-Şuna bir bakar mısın? Göçük altından elinde kuşu ile birlikte çıktılar. Tam bir mucize değil mi? Elli beş saat sonra nasıl çıkardı Allah?
-İnşallah ileride çıktığına pişman olmaz.
-Bu nasıl bir söz arkadaşım. Ne demek şimdi?
-Ben çıktım da ne oldu?
Sorular cevapsız kalmıştı. Arkadaşı meraklandı ama üzerine gitmedi. Derdi neydi bu güneyli delikanlının? Nasıl bir göçük altından çıkmıştı?

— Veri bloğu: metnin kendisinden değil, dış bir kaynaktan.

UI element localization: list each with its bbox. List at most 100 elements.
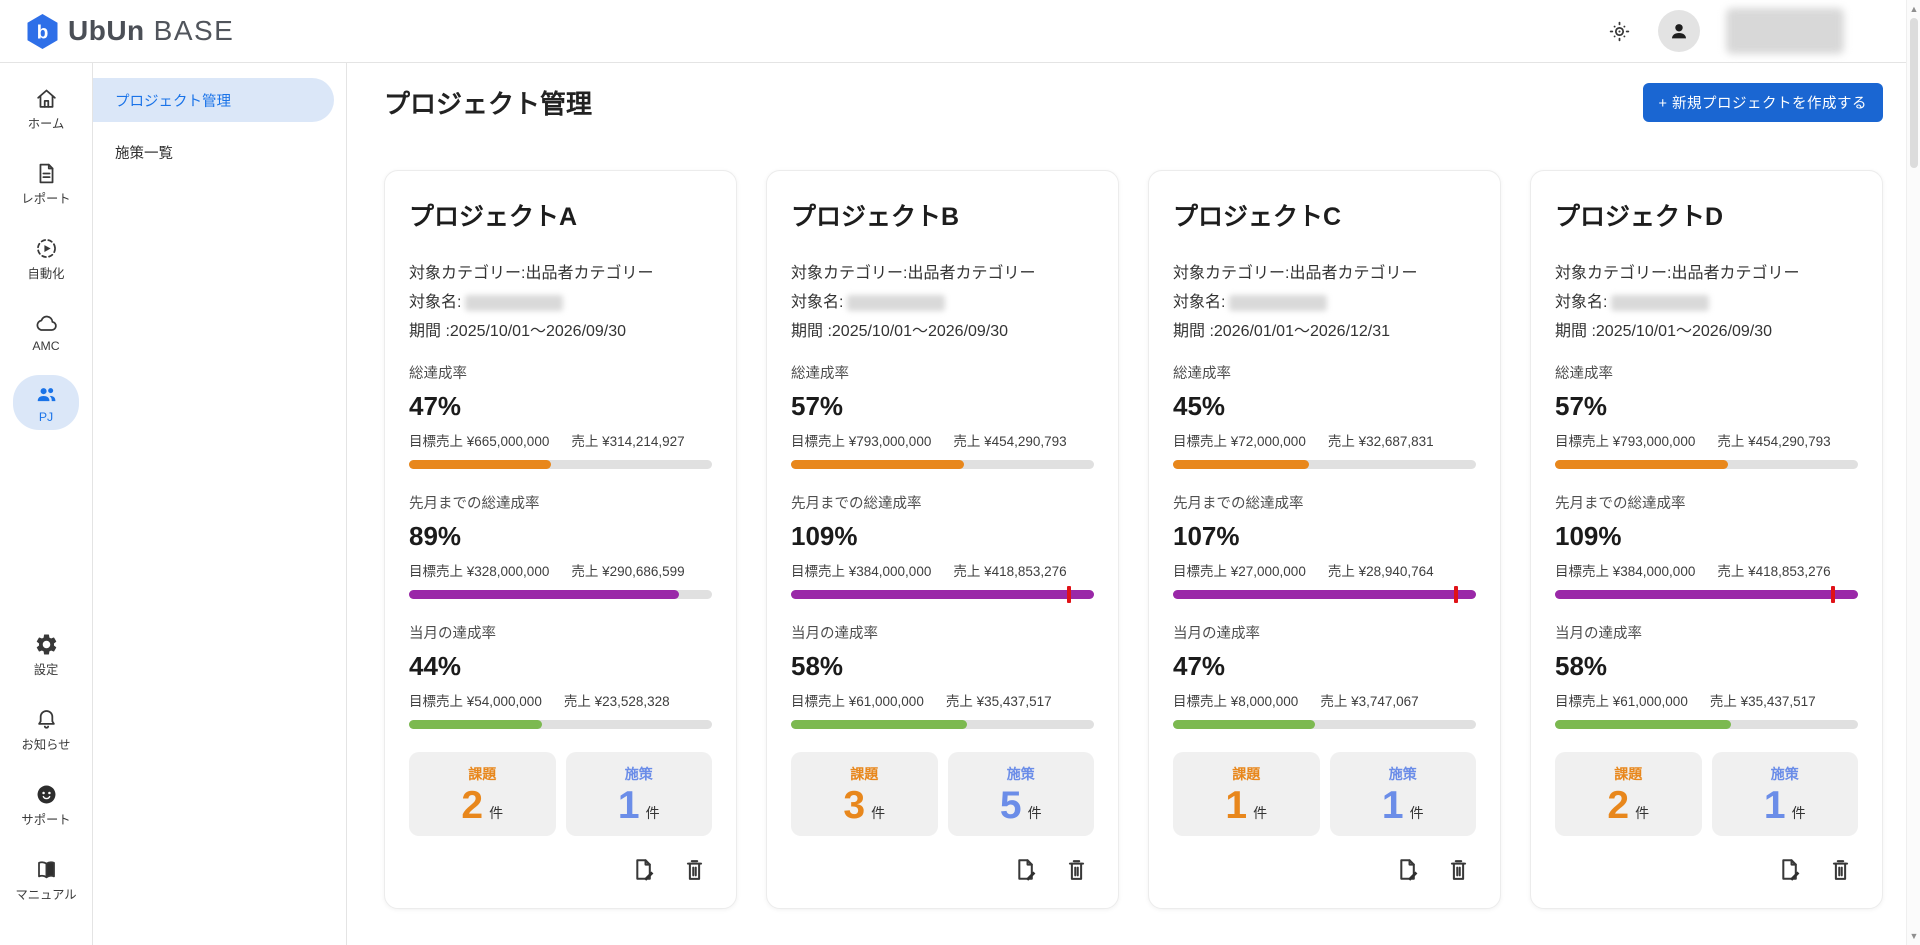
progress-fill [1173,720,1316,729]
sidebar-item-pj[interactable]: PJ [13,375,79,430]
progress-bar [409,590,712,599]
metric-block: 総達成率 47% 目標売上 ¥665,000,000 売上 ¥314,214,927 [409,362,712,469]
delete-project-button[interactable] [1827,856,1854,886]
scrollbar-thumb[interactable] [1910,18,1918,168]
sidebar-item-label: レポート [21,192,71,206]
project-meta: 対象カテゴリー:出品者カテゴリー 対象名: 期間 :2025/10/01〜202… [409,259,712,346]
edit-project-button[interactable] [1012,856,1039,886]
redacted-target-name [1229,294,1328,311]
app-header: b UbUn BASE [0,0,1920,63]
metric-block: 当月の達成率 44% 目標売上 ¥54,000,000 売上 ¥23,528,328 [409,622,712,729]
sidebar-item-label: お知らせ [21,738,71,752]
user-avatar-icon[interactable] [1658,10,1700,52]
app-logo[interactable]: b UbUn BASE [26,13,234,50]
delete-project-button[interactable] [681,856,708,886]
vertical-scrollbar[interactable]: ▲ ▼ [1906,0,1920,945]
edit-document-icon [636,859,654,881]
metric-percent: 45% [1173,391,1226,421]
edit-project-button[interactable] [630,856,657,886]
icon-sidebar: ホーム レポート 自動化 AMC [0,63,93,945]
project-meta: 対象カテゴリー:出品者カテゴリー 対象名: 期間 :2025/10/01〜202… [1555,259,1858,346]
metric-actual-sales: 売上 ¥35,437,517 [945,694,1052,709]
progress-bar [1555,720,1858,729]
metric-actual-sales: 売上 ¥418,853,276 [1717,564,1831,579]
edit-document-icon [1018,859,1036,881]
subnav-item-label: 施策一覧 [115,145,173,162]
sidebar-item-report[interactable]: レポート [13,154,79,213]
redacted-target-name [465,294,564,311]
metric-money-line: 目標売上 ¥384,000,000 売上 ¥418,853,276 [1555,560,1858,580]
main-content: プロジェクト管理 + 新規プロジェクトを作成する プロジェクトA 対象カテゴリー… [347,63,1920,945]
project-title: プロジェクトB [791,203,960,231]
sidebar-item-label: PJ [38,410,54,424]
sidebar-item-settings[interactable]: 設定 [13,625,79,684]
metric-percent: 47% [409,391,462,421]
manual-icon [37,861,55,879]
sidebar-item-label: 設定 [33,663,59,677]
metric-actual-sales: 売上 ¥35,437,517 [1709,694,1816,709]
metric-percent: 57% [1555,391,1608,421]
issues-count: 3 [843,783,866,827]
page-title: プロジェクト管理 [384,89,593,119]
progress-fill [1555,460,1728,469]
metric-target-sales: 目標売上 ¥793,000,000 [1555,434,1696,449]
measures-count: 1 [617,783,640,827]
count-unit: 件 [1791,804,1806,821]
edit-document-icon [1400,859,1418,881]
count-unit: 件 [1027,804,1042,821]
project-period-line: 期間 :2026/01/01〜2026/12/31 [1173,323,1391,340]
progress-fill [409,590,679,599]
scroll-up-arrow-icon[interactable]: ▲ [1909,4,1919,14]
metric-money-line: 目標売上 ¥328,000,000 売上 ¥290,686,599 [409,560,712,580]
sidebar-item-support[interactable]: サポート [13,775,79,834]
project-card: プロジェクトA 対象カテゴリー:出品者カテゴリー 対象名: 期間 :2025/1… [384,170,737,909]
metric-actual-sales: 売上 ¥454,290,793 [953,434,1067,449]
edit-project-button[interactable] [1776,856,1803,886]
sidebar-item-notifications[interactable]: お知らせ [13,700,79,759]
progress-bar [1173,460,1476,469]
sidebar-item-label: AMC [32,339,60,353]
metric-percent: 58% [1555,651,1608,681]
issues-count: 2 [1607,783,1630,827]
project-target-line: 対象名: [791,288,1094,317]
sidebar-item-manual[interactable]: マニュアル [13,850,79,909]
brightness-icon[interactable] [1607,19,1632,44]
subnav-item-project-management[interactable]: プロジェクト管理 [93,78,334,122]
metric-money-line: 目標売上 ¥665,000,000 売上 ¥314,214,927 [409,430,712,450]
edit-project-button[interactable] [1394,856,1421,886]
delete-project-button[interactable] [1063,856,1090,886]
metric-actual-sales: 売上 ¥23,528,328 [563,694,670,709]
create-project-button[interactable]: + 新規プロジェクトを作成する [1642,83,1883,122]
metric-target-sales: 目標売上 ¥54,000,000 [409,694,542,709]
trash-icon [686,860,703,880]
metric-block: 総達成率 45% 目標売上 ¥72,000,000 売上 ¥32,687,831 [1173,362,1476,469]
count-unit: 件 [645,804,660,821]
metric-money-line: 目標売上 ¥72,000,000 売上 ¥32,687,831 [1173,430,1476,450]
count-unit: 件 [489,804,504,821]
sidebar-item-home[interactable]: ホーム [13,79,79,138]
project-card: プロジェクトD 対象カテゴリー:出品者カテゴリー 対象名: 期間 :2025/1… [1530,170,1883,909]
measures-count: 5 [999,783,1022,827]
sidebar-item-amc[interactable]: AMC [13,304,79,359]
metric-money-line: 目標売上 ¥54,000,000 売上 ¥23,528,328 [409,690,712,710]
sidebar-item-automation[interactable]: 自動化 [13,229,79,288]
metric-actual-sales: 売上 ¥3,747,067 [1320,694,1419,709]
metric-label: 先月までの総達成率 [409,496,540,512]
project-card: プロジェクトC 対象カテゴリー:出品者カテゴリー 対象名: 期間 :2026/0… [1148,170,1501,909]
scroll-down-arrow-icon[interactable]: ▼ [1909,931,1919,941]
project-meta: 対象カテゴリー:出品者カテゴリー 対象名: 期間 :2026/01/01〜202… [1173,259,1476,346]
subnav-item-measure-list[interactable]: 施策一覧 [93,130,346,174]
delete-project-button[interactable] [1445,856,1472,886]
issues-count: 1 [1225,783,1248,827]
progress-fill [791,720,967,729]
count-unit: 件 [1253,804,1268,821]
progress-fill [1173,460,1310,469]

Güneyli, bir kaç ay önce sıcak, uzun ve parlak günleri arkada bırakıp gelmişti bu kuzey ülkesine. Soğuk, kısa ve siyah bir gün karşılamıştı onu burada. Ertesi sabah pencereden dışarıya baktığında kırağıların her yeri donuk bir ipek gibi kapladığını gördü. Güneşi göremiyordu geldi geleli. Odanın içi sürekli bir soğuk, sürekli bir hüzün doluydu. Sokaklara bakıyor, canlılık göremiyordu. Kimsenin bir acelesi yoktu. Sanki neşesiz, cansız, telaşesiz ve sessiz bir dünya vardı karşısında. Bu sessizliği yırtan sadece karga ve martı sesleriydi.
Arada bir pencerenin önüne geçer düşünceli seyre dalardı. Terk edip geldiği aydınlık memleketinin altın renkli sıcak kumsallarını, mavi patiska ile kaplı denizini, kıyılardaki yeşil koylara sokulmuş yelkenli beyaz yatları, sahilden hemen yükselen dağların yamaçlarındaki akçam ormanlarını, tepesinden kumsala süzülen paraşütçüleri düşünürdü.

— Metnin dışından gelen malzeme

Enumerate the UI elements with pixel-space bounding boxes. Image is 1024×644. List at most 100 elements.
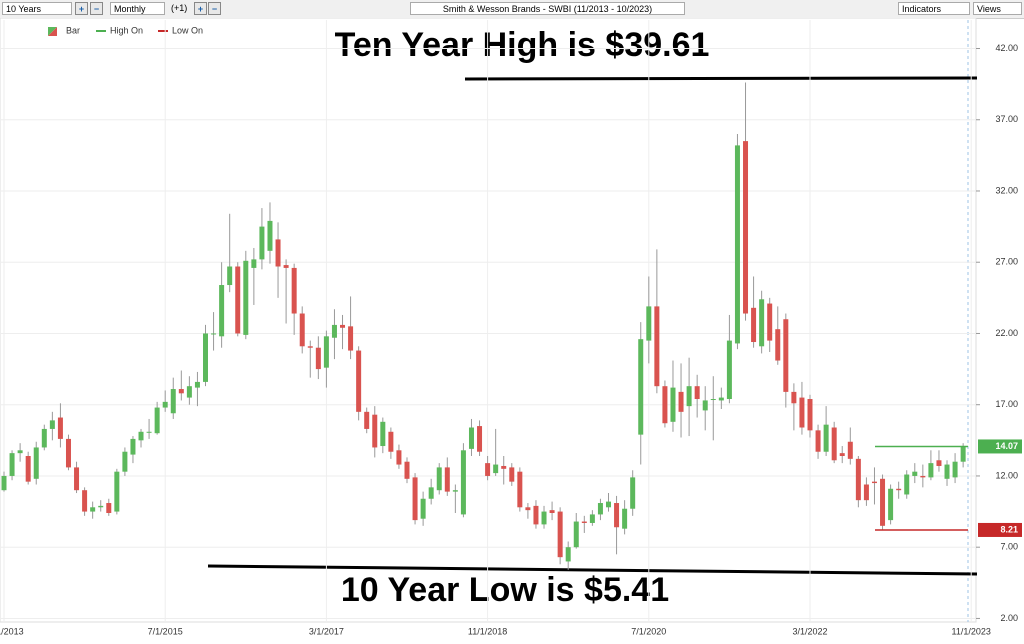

İlk zamanlar bir kaç arkadaşı ile bir evde kaldı. O gençler biraz farklıydı. Şen şakrak bir halleri vardı. Hali vakti yerinde gençlerdi. Güneyli’nin öyle miydi? Ana babası sağdı ama ikisi de beş altı yıldır ondan ayrı yerlerdeydi. Arada bir onları görmeye giderdi. Zordu, her seferinde birinden para bulmak. Memur emeklisi dedesi ve baba annesi ile kalıyordu.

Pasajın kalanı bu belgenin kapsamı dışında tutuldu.